A trade union gave notice to an employers’ organisation of a solidarity action in the form of a blockade against all waste handling associated with a company, at eleven specified addresses where the company carried out its operations. The dispute centred on whether the scope of the industrial action was unclear and whether the trade union had therefore breached Section 45 of the Co-determination Act. The court found that the notice was not unclear with regard to the scope of the industrial action announced, and the claim was dismissed.
Background:
The employers’ association argued that the trade union’s notice was unclear regarding the scope of the industrial action announced. It was not possible to determine from the notice which of the employers’ association’s more than 4,500 member companies were affected or at which member companies the blockade was to be implemented. The industrial action was carried out despite the employers’ association’s objections regarding the lack of clarity. The employers’ association therefore alleged a breach of Section 45 of the Co-determination Act and claimed general damages.
The trade union considered that the notice contained all the required information, including regarding the scope of the industrial action. The union argued that the notice was drafted in the manner customary in the labour market when a trade union wishes to block all companies that are members of an employers’ organisation, and emphasised that the scope was clearly indicated by the inclusion of the addresses.
The Labour Court’s assessment:
The Labour Court first established that a fundamental prerequisite for a notice to be considered to contain sufficient information regarding the scope of industrial action is that the party against whom the notice is directed must be able to ascertain the scope of the notice and determine which employees are affected by it, and that the work tasks affected by the notice should be specified.
Since the wording of the notice made it clear that it was directed at all member companies of the employers’ association (bound by certain specified collective agreements), the notice was not ambiguous as to which member companies were covered. It also emerged from the oral evidence that the employers’ association had understood this. The fact that it was not immediately apparent from the notice which member companies were responsible for waste management at the time the notice was issued did not affect the assessment. Nor was the notice unclear as to which employees were covered, since the wording of the notice made it clear that members of the employees’ organisation employed by the specified member companies were not to be involved in waste management at the addresses in question. Finally, the Labour Court found that the work tasks concerned were not ambiguously specified either, particularly given that the industrial action had in fact been respected for just over two years (with only a few exceptions).
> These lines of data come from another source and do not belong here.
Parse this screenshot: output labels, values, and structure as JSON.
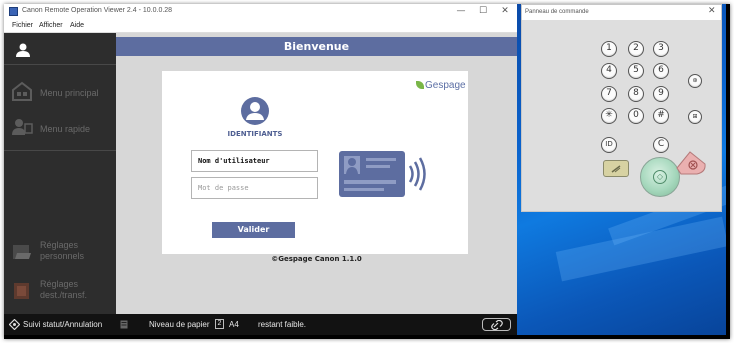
{
  "viewer": {
    "title": "Canon Remote Operation Viewer 2.4 - 10.0.0.28",
    "menu": [
      "Fichier",
      "Afficher",
      "Aide"
    ],
    "window_controls": [
      "—",
      "☐",
      "✕"
    ]
  },
  "sidebar": {
    "items": [
      {
        "label": "Menu principal",
        "icon": "home-icon"
      },
      {
        "label": "Menu rapide",
        "icon": "quick-menu-icon"
      },
      {
        "label": "Réglages personnels",
        "icon": "personal-settings-icon"
      },
      {
        "label": "Réglages dest./transf.",
        "icon": "destination-settings-icon"
      }
    ]
  },
  "main": {
    "welcome_title": "Bienvenue",
    "logo_text": "Gespage",
    "ident_label": "IDENTIFIANTS",
    "username_value": "Nom d'utilisateur",
    "password_placeholder": "Mot de passe",
    "validate_label": "Valider",
    "copyright": "©Gespage Canon 1.1.0"
  },
  "statusbar": {
    "status_label": "Suivi statut/Annulation",
    "paper_label": "Niveau de papier",
    "paper_tray": "2",
    "paper_size": "A4",
    "paper_state": "restant faible."
  },
  "panel": {
    "title": "Panneau de commande",
    "close": "✕",
    "keys": [
      "1",
      "2",
      "3",
      "4",
      "5",
      "6",
      "7",
      "8",
      "9",
      "✳",
      "0",
      "#",
      "ID",
      "C"
    ],
    "side_keys": [
      "⊛",
      "⊞"
    ]
  },
  "colors": {
    "accent": "#5d6da0",
    "sidebar_bg": "#2d2d2d",
    "content_bg": "#d7d7d7",
    "start_green": "#a6d8bd",
    "stop_red": "#e8a8a8"
  }
}
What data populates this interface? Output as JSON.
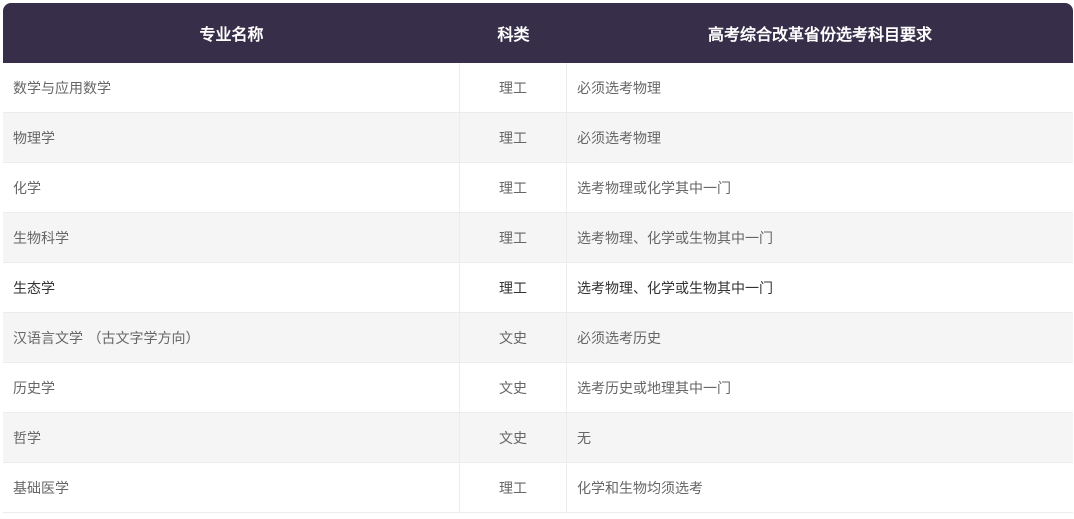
{
  "table": {
    "headers": {
      "name": "专业名称",
      "category": "科类",
      "requirement": "高考综合改革省份选考科目要求"
    },
    "rows": [
      {
        "name": "数学与应用数学",
        "category": "理工",
        "requirement": "必须选考物理"
      },
      {
        "name": "物理学",
        "category": "理工",
        "requirement": "必须选考物理"
      },
      {
        "name": "化学",
        "category": "理工",
        "requirement": "选考物理或化学其中一门"
      },
      {
        "name": "生物科学",
        "category": "理工",
        "requirement": "选考物理、化学或生物其中一门"
      },
      {
        "name": "生态学",
        "category": "理工",
        "requirement": "选考物理、化学或生物其中一门"
      },
      {
        "name": "汉语言文学 （古文字学方向）",
        "category": "文史",
        "requirement": "必须选考历史"
      },
      {
        "name": "历史学",
        "category": "文史",
        "requirement": "选考历史或地理其中一门"
      },
      {
        "name": "哲学",
        "category": "文史",
        "requirement": "无"
      },
      {
        "name": "基础医学",
        "category": "理工",
        "requirement": "化学和生物均须选考"
      }
    ]
  }
}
In summary, the Labour Court found that the notice was not unclear with regard to the scope of the industrial action announced. The employers’ association’s claim was therefore dismissed.
Setterwalls’ comment:
The judgment clarifies that a notice of a blockade directed at all member companies of an employers’ organisation is not unclear merely because individual companies are not named. The decisive factor is that the other party can grasp the scope of the notice. The judgment provides welcome guidance on where the line is drawn for sufficient clarity.